Ao relento

Muito cedo, por volta das 06h40 minutos, do dia 17 do corrente, sábado, levei meu carro pra lavar, num posto aqui perto do meu apartamento na avenida dos Holandeses, na Ponta D’areia.

Levei comigo o meu notebook, no qual estavam os votos dos processos incluídos na pauta vindoura da 1ª Câmara Criminal. Era minha intenção de, ao tempo em que lavavam o meu carro, fazer uma releitura de todos os votos, bem assim as correções que entendesse devesse fazer.

Com a proposta de trabalho estabelecida na mente, fui surpreendido com a sala de espera do posto fechada. Pedi que a abrissem, mas não encontraram a chave da porta. Pensei: santa desorganização. Parece uma repartição pública, daquelas que, uma hora antes da assinatura do ponto, os funcionários cruzam os braços.
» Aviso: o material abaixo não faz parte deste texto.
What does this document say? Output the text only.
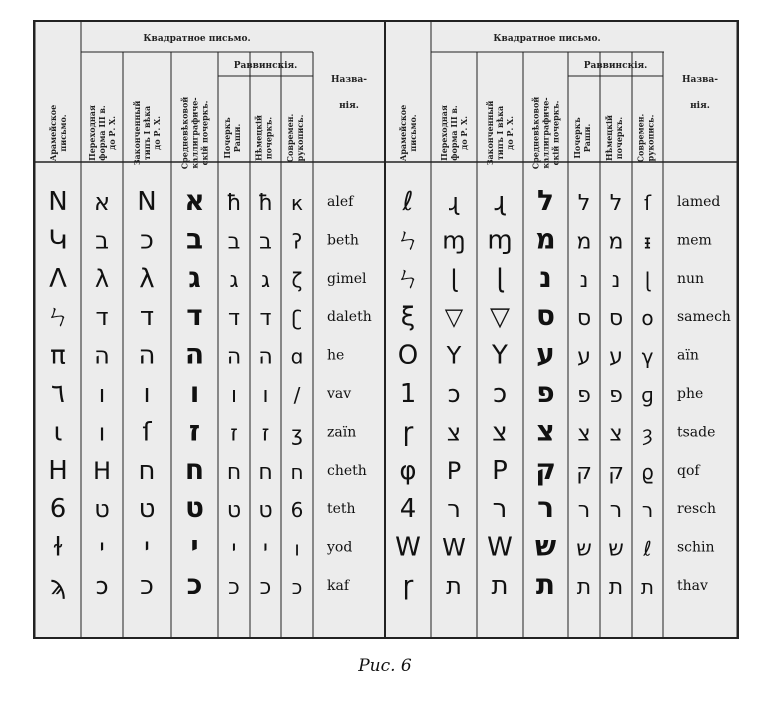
Квадратное письмо.
Раввинскія.
Арамейское письмо. Переходная форма III в. до Р. Х. Законченный типъ I вѣка до Р. Х. Средневѣковой каллиграфиче- скій почеркъ. Почеркъ Раши. Нѣмецкій почеркъ. Совремeн. рукопись.
Назва-
нія.
Квадратное письмо.
Раввинскія.
Арамейское письмо.	Переходная форма III в. до Р. Х. Законченный типъ I вѣка до Р. Х. Средневѣковой каллиграфиче- скій почеркъ. Почеркъ Раши. Нѣмецкій почеркъ. Совремeн. рукопись.
Назва-
нія.
Ν א Ν א ħ ħ к alef
Կ ב כ ב ב ב ʔ beth
Λ λ λ ג ג ג ζ gimel
ㄣ ד ד ד ד ד ʗ daleth
π ה ה ה ה ה ɑ he
٦ ו ו ו ו ו / vav
ι ו ſ ז ז ז ʒ zaïn
Н Н ח ח ח ח ח cheth
6 ט ט ט ט ט 6 teth
ɫ י י י י י ı yod
ϡ ɔ כ כ כ כ כ kaf
ℓ ɻ ɻ ל ל ל ſ lamed
ㄣ ɱ ɱ מ מ מ ᵻ mem
ㄣ ɭ ɭ נ נ נ ɭ nun
ξ ▽ ▽ ס ס ס о samech
Ο Y Y ע ע ע γ aïn
1 ɔ ɔ פ פ פ ɡ phe
ɼ צ צ צ צ צ ȝ tsade
φ P P ק ק ק ϱ qof
4 ר ר ר ר ר ר resch
W W W ש ש ש ℓ schin
ɼ ת ת ת ת ת ת thav
Рис. 6
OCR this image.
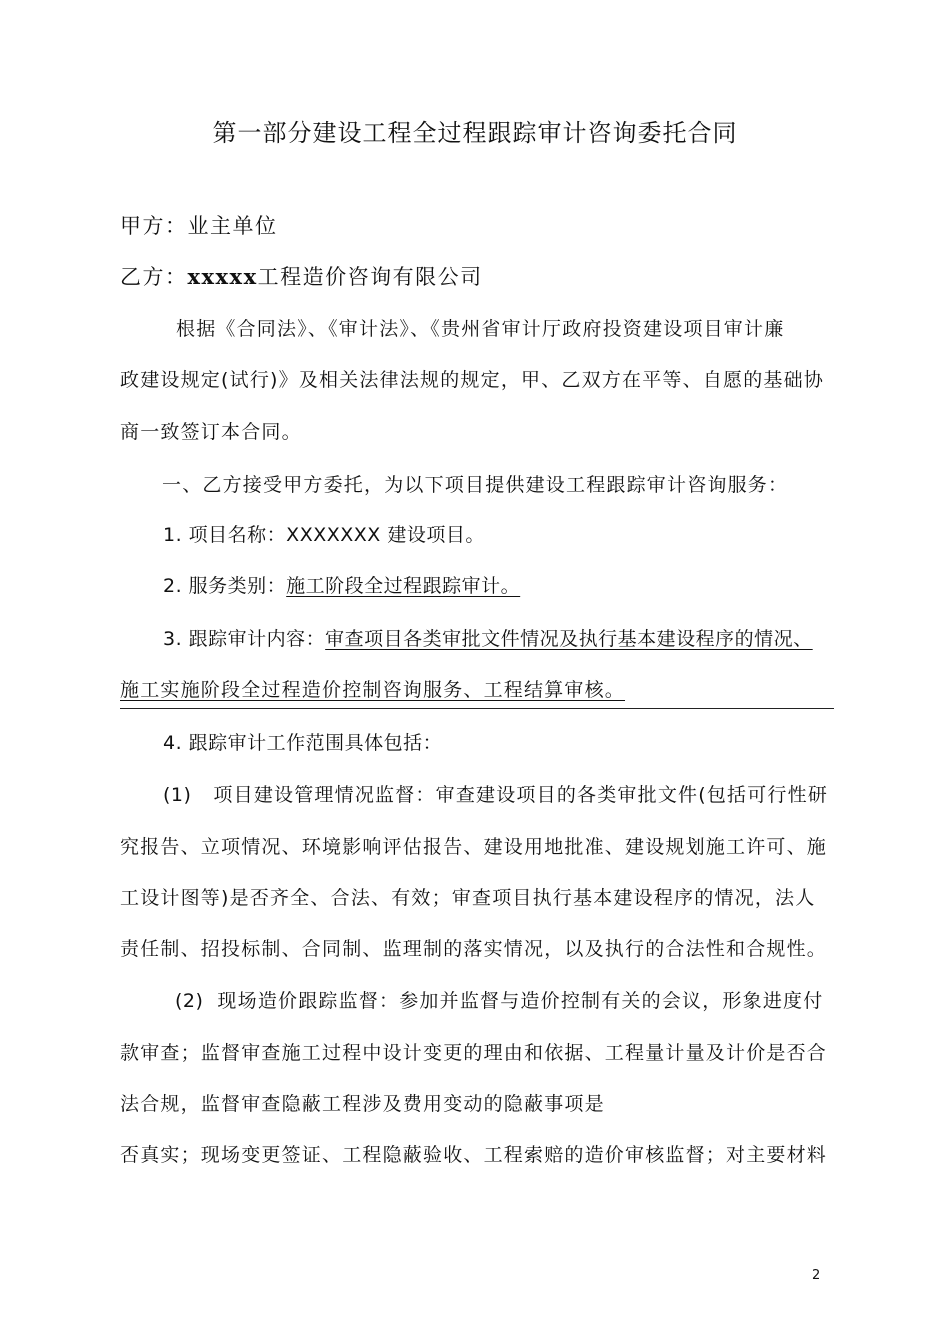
第一部分建设工程全过程跟踪审计咨询委托合同
甲方：业主单位
乙方：xxxxx工程造价咨询有限公司
根据《合同法》、《审计法》、《贵州省审计厅政府投资建设项目审计廉
政建设规定(试行)》及相关法律法规的规定，甲、乙双方在平等、自愿的基础协
商一致签订本合同。
一、乙方接受甲方委托，为以下项目提供建设工程跟踪审计咨询服务：
1. 项目名称：XXXXXXX 建设项目。
2. 服务类别：施工阶段全过程跟踪审计。
3. 跟踪审计内容：审查项目各类审批文件情况及执行基本建设程序的情况、
施工实施阶段全过程造价控制咨询服务、工程结算审核。
4. 跟踪审计工作范围具体包括：
(1) 项目建设管理情况监督：审查建设项目的各类审批文件(包括可行性研
究报告、立项情况、环境影响评估报告、建设用地批准、建设规划施工许可、施
工设计图等)是否齐全、合法、有效；审查项目执行基本建设程序的情况，法人
责任制、招投标制、合同制、监理制的落实情况，以及执行的合法性和合规性。
(2) 现场造价跟踪监督：参加并监督与造价控制有关的会议，形象进度付
款审查；监督审查施工过程中设计变更的理由和依据、工程量计量及计价是否合
法合规，监督审查隐蔽工程涉及费用变动的隐蔽事项是
否真实；现场变更签证、工程隐蔽验收、工程索赔的造价审核监督；对主要材料
2
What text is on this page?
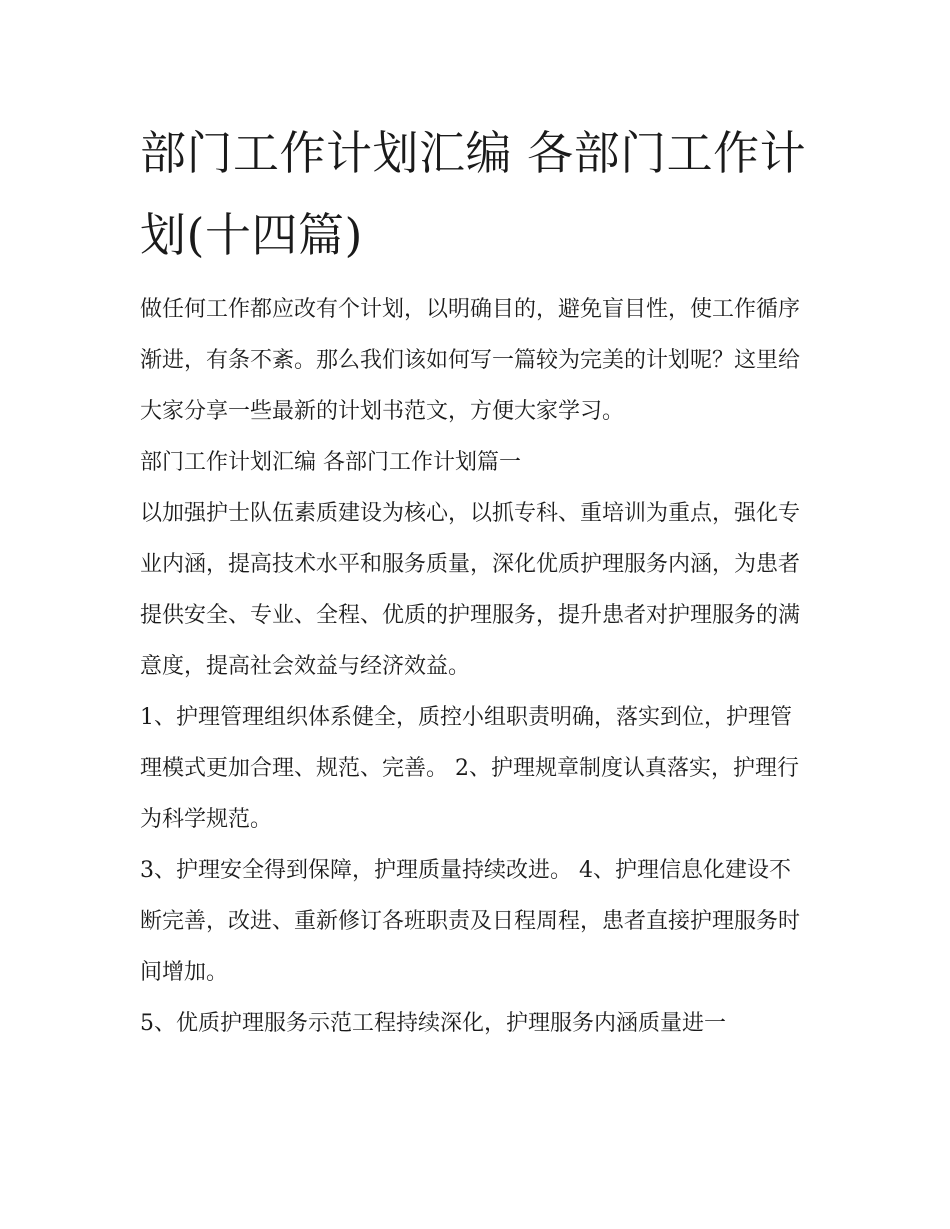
部门工作计划汇编 各部门工作计划(十四篇)

做任何工作都应改有个计划，以明确目的，避免盲目性，使工作循序渐进，有条不紊。那么我们该如何写一篇较为完美的计划呢？这里给大家分享一些最新的计划书范文，方便大家学习。

部门工作计划汇编 各部门工作计划篇一

以加强护士队伍素质建设为核心，以抓专科、重培训为重点，强化专业内涵，提高技术水平和服务质量，深化优质护理服务内涵，为患者提供安全、专业、全程、优质的护理服务，提升患者对护理服务的满意度，提高社会效益与经济效益。

1、护理管理组织体系健全，质控小组职责明确，落实到位，护理管理模式更加合理、规范、完善。 2、护理规章制度认真落实，护理行为科学规范。

3、护理安全得到保障，护理质量持续改进。 4、护理信息化建设不断完善，改进、重新修订各班职责及日程周程，患者直接护理服务时间增加。

5、优质护理服务示范工程持续深化，护理服务内涵质量进一
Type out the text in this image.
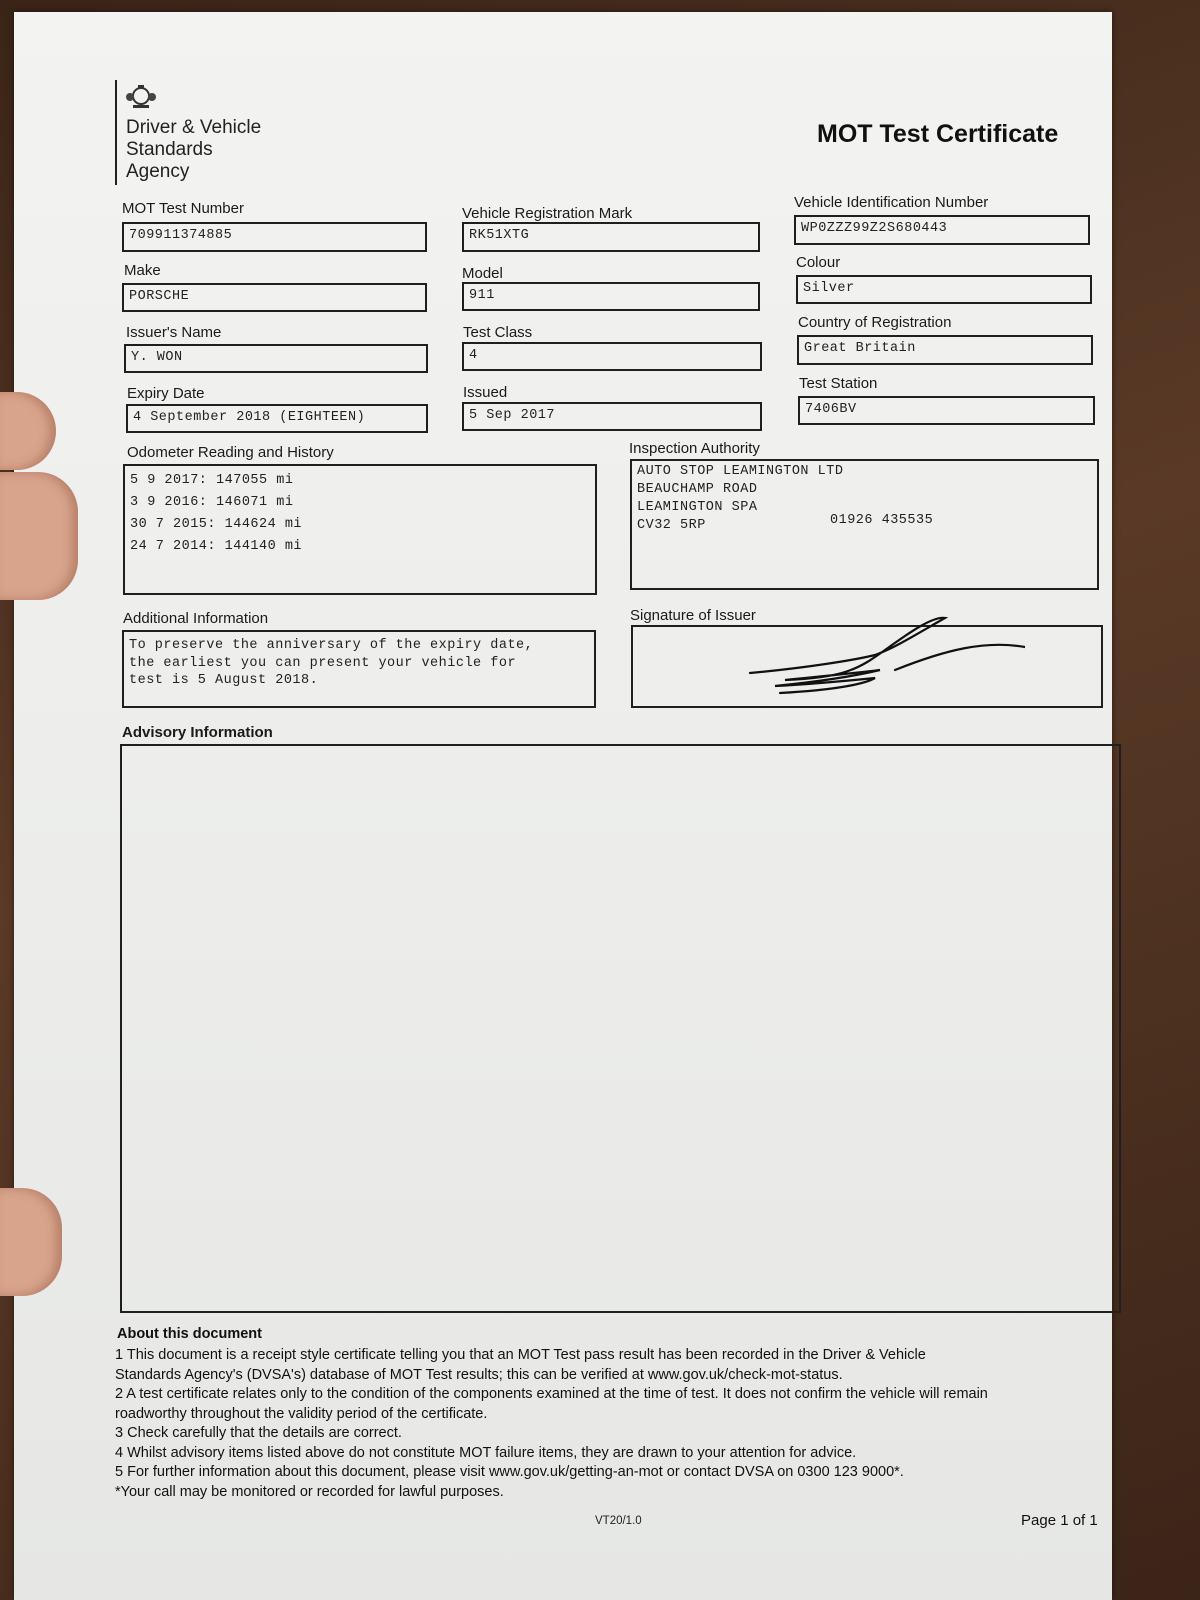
Driver & Vehicle
Standards
Agency
MOT Test Certificate
MOT Test Number
709911374885
Vehicle Registration Mark
RK51XTG
Vehicle Identification Number
WP0ZZZ99Z2S680443
Make
PORSCHE
Model
911
Colour
Silver
Issuer's Name
Y. WON
Test Class
4
Country of Registration
Great Britain
Expiry Date
4 September 2018 (EIGHTEEN)
Issued
5 Sep 2017
Test Station
7406BV
Odometer Reading and History
5 9 2017: 147055 mi
3 9 2016: 146071 mi
30 7 2015: 144624 mi
24 7 2014: 144140 mi
Inspection Authority
AUTO STOP LEAMINGTON LTD
BEAUCHAMP ROAD
LEAMINGTON SPA
CV32 5RP	01926 435535
Additional Information
To preserve the anniversary of the expiry date,
the earliest you can present your vehicle for
test is 5 August 2018.
Signature of Issuer
Advisory Information
About this document
1 This document is a receipt style certificate telling you that an MOT Test pass result has been recorded in the Driver & Vehicle
Standards Agency's (DVSA's) database of MOT Test results; this can be verified at www.gov.uk/check-mot-status.
2 A test certificate relates only to the condition of the components examined at the time of test. It does not confirm the vehicle will remain
roadworthy throughout the validity period of the certificate.
3 Check carefully that the details are correct.
4 Whilst advisory items listed above do not constitute MOT failure items, they are drawn to your attention for advice.
5 For further information about this document, please visit www.gov.uk/getting-an-mot or contact DVSA on 0300 123 9000*.
*Your call may be monitored or recorded for lawful purposes.
VT20/1.0	Page 1 of 1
Fiquei um pouco desconcertado, em pé – já quase irritado – , com o notebook sob o braço e, na mente, a frustrada perspectiva de trabalhar.

Não sabia o que fazer com os planos que fiz – e muito menos com o notebook.

O notebook, para mim, só tinha sentido, naquela hora, se fosse para colocar em prática o que havia planejado. Sem um lugar para sentar, de nada valiam o notebook e a ideia que tinha na cabeça. Era como estar exposto a uma tempestade, sem um lugar para se abrigar.

Diante desse quadro, implorei paciência a mim mesmo. É assim que faça nessas ocasiões. Eu me concito a ter paciência. Conto até mil, se preciso. Brigar, esbravejar é a última hipótese. A minha condição de ser racional me impõe limite.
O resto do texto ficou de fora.